Même si l’on veut retenir l’argument de la nécessité d’une adaptation du texte à nos réalités locales, on s’aperçoit que l’outre-mer se trouverait exclu de la légalité, puisque la suppression de l’article L. 115-1 du code de l’action sociale et de la famille priverait le RMI de base légale, alors même qu’il continuerait d’exister en outre-mer.

Pour ces deux raisons au moins, le report de l’entrée en vigueur me paraît dès lors d’autant plus incompréhensible et inadmissible qu’il sera paradoxalement demandé aux citoyens ultramarins de participer au financement du RSA dès le 1er janvier 2009.

S’agissant toujours du report de son application, je relève que le texte prévoit par ailleurs un délai de deux ans pour permettre d’adapter l’entrée en vigueur du RSA et les politiques d’insertion dans les DOM par voie d’ordonnances : à bien y regarder, une période d’adaptation aussi longue – même si c’est un maximum – n’est pas véritablement justifiée.

Il existe bien des dispositifs spécifiques, propres à l’outremer, mais en réalité seuls deux d’entre eux seraient concernés par une adaptation. Je veux parler de l’ARA, l’allocation de retour à l’emploi, et du revenu de solidarité outre-mer, le RSO. Il s’agirait d’ailleurs davantage d’une harmonisation que d’une adaptation, ce qui, à mon sens, ne fait pas obstacle à l’entrée en vigueur du RSA.

Pour ce qui est de l’ARA, qui permet pendant deux ans un cumul entre allocation et revenus du travail, deux solutions peuvent être envisagées : soit un simple système d’option qui permettrait de maintenir le bénéfice de ce dispositif dans les cas où il est plus avantageux que le RSA ; soit le maintien des allocations déjà octroyées jusqu’à l’échéance des deux ans et l’application immédiate du RSA pour les nouveaux entrants.

Le RSO, qui constitue quant à lui une allocation de solidarité destinée aux plus de cinquante ans dispensés de toute action d’insertion et de recherche d’emploi, ne peut davantage empêcher une application immédiate du RSA.

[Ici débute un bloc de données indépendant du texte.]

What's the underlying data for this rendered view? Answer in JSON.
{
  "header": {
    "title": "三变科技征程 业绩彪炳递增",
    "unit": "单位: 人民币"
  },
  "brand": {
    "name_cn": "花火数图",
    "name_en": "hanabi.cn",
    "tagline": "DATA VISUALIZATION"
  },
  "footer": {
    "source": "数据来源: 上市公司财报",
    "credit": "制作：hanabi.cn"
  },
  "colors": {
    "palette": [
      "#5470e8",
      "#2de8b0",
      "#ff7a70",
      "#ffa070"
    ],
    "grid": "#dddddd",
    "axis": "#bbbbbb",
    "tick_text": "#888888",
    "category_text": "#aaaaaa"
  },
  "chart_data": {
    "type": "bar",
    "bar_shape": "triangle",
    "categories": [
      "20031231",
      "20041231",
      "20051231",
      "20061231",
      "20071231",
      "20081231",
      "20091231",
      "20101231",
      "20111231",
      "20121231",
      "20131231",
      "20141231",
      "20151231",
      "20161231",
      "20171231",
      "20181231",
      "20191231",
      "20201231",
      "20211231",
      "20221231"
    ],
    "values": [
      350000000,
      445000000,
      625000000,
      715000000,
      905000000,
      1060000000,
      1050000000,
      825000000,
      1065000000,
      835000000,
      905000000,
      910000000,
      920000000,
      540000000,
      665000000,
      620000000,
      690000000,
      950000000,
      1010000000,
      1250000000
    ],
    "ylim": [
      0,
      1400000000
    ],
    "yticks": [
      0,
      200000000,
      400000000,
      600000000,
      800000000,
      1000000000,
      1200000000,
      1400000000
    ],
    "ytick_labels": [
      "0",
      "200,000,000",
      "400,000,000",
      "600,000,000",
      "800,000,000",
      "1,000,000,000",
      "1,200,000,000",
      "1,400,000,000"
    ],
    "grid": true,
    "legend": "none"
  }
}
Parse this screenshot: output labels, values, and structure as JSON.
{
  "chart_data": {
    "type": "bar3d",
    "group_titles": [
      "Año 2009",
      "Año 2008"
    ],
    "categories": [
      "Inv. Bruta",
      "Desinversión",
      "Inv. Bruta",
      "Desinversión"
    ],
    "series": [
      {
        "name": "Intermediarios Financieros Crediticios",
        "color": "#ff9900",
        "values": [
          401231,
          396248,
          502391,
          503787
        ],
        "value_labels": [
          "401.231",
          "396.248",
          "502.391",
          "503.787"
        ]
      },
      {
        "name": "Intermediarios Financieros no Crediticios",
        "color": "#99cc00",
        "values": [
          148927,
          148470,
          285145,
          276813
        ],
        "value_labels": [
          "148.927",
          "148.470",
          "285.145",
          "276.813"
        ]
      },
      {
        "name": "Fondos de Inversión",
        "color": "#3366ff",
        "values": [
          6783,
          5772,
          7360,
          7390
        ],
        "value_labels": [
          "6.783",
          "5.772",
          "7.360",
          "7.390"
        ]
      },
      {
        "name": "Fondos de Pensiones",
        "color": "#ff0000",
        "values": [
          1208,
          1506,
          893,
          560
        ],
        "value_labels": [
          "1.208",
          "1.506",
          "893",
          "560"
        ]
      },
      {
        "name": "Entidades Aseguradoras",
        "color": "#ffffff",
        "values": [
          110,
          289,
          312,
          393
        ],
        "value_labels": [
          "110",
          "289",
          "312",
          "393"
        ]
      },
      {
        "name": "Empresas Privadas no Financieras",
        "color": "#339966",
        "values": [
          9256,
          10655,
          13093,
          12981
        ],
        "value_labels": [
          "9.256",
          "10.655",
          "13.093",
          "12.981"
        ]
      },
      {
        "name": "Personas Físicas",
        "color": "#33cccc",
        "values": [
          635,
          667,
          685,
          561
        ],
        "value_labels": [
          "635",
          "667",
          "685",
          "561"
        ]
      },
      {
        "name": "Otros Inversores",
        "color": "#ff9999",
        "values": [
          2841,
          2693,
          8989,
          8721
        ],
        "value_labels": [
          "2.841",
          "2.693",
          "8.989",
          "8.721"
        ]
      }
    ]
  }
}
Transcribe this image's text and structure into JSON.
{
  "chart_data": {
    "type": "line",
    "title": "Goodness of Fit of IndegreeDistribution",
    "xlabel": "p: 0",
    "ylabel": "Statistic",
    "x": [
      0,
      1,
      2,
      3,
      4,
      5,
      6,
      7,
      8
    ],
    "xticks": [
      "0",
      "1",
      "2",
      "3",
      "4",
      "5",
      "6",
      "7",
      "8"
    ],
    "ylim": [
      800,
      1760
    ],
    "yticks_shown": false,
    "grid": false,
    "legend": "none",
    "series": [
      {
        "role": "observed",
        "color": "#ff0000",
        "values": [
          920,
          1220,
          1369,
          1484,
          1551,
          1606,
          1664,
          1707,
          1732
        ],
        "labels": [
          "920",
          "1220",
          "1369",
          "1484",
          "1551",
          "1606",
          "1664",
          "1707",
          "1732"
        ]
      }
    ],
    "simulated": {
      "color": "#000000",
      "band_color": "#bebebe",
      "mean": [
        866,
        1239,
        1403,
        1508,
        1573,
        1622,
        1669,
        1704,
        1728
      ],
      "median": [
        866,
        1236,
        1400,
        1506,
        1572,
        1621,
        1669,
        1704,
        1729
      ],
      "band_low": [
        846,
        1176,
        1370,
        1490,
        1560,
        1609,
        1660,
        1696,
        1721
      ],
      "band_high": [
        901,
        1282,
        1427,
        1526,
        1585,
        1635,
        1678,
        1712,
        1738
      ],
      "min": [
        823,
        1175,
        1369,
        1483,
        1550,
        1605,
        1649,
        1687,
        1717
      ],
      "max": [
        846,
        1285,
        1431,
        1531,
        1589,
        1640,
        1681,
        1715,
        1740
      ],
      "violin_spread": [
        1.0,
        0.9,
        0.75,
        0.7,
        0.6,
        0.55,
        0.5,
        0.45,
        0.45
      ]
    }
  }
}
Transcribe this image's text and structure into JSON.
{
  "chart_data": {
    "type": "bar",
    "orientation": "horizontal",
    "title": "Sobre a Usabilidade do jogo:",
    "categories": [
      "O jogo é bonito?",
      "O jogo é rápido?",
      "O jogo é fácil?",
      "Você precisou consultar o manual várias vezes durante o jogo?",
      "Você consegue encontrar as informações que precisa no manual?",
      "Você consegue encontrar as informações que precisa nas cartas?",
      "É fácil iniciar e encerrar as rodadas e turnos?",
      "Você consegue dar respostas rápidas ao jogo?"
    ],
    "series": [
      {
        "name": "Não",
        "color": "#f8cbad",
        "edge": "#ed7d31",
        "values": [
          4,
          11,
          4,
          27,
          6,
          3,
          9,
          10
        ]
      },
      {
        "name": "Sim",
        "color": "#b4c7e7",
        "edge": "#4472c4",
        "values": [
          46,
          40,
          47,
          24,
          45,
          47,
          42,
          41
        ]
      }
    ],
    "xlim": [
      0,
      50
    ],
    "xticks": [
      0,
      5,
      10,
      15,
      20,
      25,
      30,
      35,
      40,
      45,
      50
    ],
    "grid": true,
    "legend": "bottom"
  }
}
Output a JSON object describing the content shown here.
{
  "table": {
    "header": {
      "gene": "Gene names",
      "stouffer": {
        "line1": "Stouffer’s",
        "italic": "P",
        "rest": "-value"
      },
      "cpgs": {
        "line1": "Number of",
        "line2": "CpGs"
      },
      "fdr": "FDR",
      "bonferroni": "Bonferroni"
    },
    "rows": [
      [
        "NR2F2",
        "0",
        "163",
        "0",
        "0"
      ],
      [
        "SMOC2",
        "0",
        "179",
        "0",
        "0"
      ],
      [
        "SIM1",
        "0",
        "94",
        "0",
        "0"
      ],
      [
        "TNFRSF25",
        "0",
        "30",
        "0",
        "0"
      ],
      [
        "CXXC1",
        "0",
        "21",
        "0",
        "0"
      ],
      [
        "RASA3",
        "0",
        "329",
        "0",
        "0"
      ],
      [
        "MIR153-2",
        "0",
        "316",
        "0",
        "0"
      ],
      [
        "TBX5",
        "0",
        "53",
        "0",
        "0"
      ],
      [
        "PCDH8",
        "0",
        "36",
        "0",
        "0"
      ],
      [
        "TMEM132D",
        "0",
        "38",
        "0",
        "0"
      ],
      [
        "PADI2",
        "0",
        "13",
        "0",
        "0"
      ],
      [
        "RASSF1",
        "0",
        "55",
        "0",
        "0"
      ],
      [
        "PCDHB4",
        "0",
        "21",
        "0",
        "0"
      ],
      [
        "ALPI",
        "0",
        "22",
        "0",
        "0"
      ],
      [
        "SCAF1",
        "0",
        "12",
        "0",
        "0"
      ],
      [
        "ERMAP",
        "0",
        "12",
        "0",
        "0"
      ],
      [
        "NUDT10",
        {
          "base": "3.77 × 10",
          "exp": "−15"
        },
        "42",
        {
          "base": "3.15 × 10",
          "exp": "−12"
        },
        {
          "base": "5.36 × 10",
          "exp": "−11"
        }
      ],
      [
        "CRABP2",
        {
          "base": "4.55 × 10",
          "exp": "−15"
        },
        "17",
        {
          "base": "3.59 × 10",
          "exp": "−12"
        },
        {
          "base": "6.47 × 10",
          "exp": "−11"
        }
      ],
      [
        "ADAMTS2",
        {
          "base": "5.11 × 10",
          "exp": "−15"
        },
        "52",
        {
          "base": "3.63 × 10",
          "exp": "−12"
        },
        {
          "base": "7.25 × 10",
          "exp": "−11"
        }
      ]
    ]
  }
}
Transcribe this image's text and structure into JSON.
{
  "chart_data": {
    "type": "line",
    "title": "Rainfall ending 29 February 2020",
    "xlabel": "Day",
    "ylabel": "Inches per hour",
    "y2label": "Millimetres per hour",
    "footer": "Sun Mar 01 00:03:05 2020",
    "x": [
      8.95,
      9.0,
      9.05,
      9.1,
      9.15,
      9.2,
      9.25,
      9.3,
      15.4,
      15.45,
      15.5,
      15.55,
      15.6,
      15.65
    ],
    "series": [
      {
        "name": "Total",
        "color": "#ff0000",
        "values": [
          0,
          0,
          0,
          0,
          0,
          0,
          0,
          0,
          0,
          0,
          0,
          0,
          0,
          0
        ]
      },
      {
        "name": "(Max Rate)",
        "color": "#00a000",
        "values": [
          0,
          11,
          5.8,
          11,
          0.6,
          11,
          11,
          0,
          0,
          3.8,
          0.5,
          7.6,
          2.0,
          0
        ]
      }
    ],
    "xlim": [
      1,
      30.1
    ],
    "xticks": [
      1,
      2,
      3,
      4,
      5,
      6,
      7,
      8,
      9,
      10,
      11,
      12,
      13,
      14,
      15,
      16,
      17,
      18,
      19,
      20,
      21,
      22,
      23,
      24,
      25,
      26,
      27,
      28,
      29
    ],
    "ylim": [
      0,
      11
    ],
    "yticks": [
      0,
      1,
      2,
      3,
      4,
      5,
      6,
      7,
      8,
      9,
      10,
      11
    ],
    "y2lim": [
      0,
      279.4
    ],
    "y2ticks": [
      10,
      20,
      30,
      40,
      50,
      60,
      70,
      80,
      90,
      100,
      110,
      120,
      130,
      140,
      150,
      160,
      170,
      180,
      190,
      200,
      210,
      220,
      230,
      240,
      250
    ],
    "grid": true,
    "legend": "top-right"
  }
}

Dans ces conditions, monsieur le haut-commissaire, il apparaît très clairement que l’application du RSA dans les DOM peut s’opérer sans délai, à moins que des considérations inavouées d’ordre budgétaire ne soient à l’origine de ce traitement différencié.

C’est d’ailleurs pour moi l’occasion de rappeler que le transfert de la compétence du RMI vers le département de la Guadeloupe s’est traduit à ce jour par un reste à charge de 60 millions d’euros, dont je ne sais toujours pas comment il sera compensé par l’État.

Or le texte soumis à notre assemblée prévoit notamment un transfert de l’API, qui, je le rappelle, en Guadeloupe, représente environ 6 000 allocataires et 30 millions d’euros en 2007, ainsi qu’un accompagnement social et professionnel des bénéficiaires, lequel laisse entrevoir une nécessaire augmentation des dépenses en termes de moyens matériels et humains.

Comme Claude Lise, je voudrais que l’on m’apporte toutes les garanties que ce transfert n’aura pas pour conséquence un accroissement du reste à charge pour mon département.

Monsieur le haut-commissaire, comme je le disais, j’approuve la philosophie générale du RSA.

Toutefois, si sa mise en œuvre effective devait malgré tout nécessiter un recours aux ordonnances, je souhaite que celles-ci fassent l’objet d’une concertation préalable avec les autorités locales compétentes et soient prêtes dans les six mois qui suivent la promulgation de la loi.

Quoi qu’il en soit, il apparaît clairement, à ce stade, que la Guadeloupe ne saurait comprendre que je vote un texte qui laisserait une fois de plus l’outre-mer de côté, car cela reviendrait à considérer que l’égalité sociale dans nos régions peut attendre.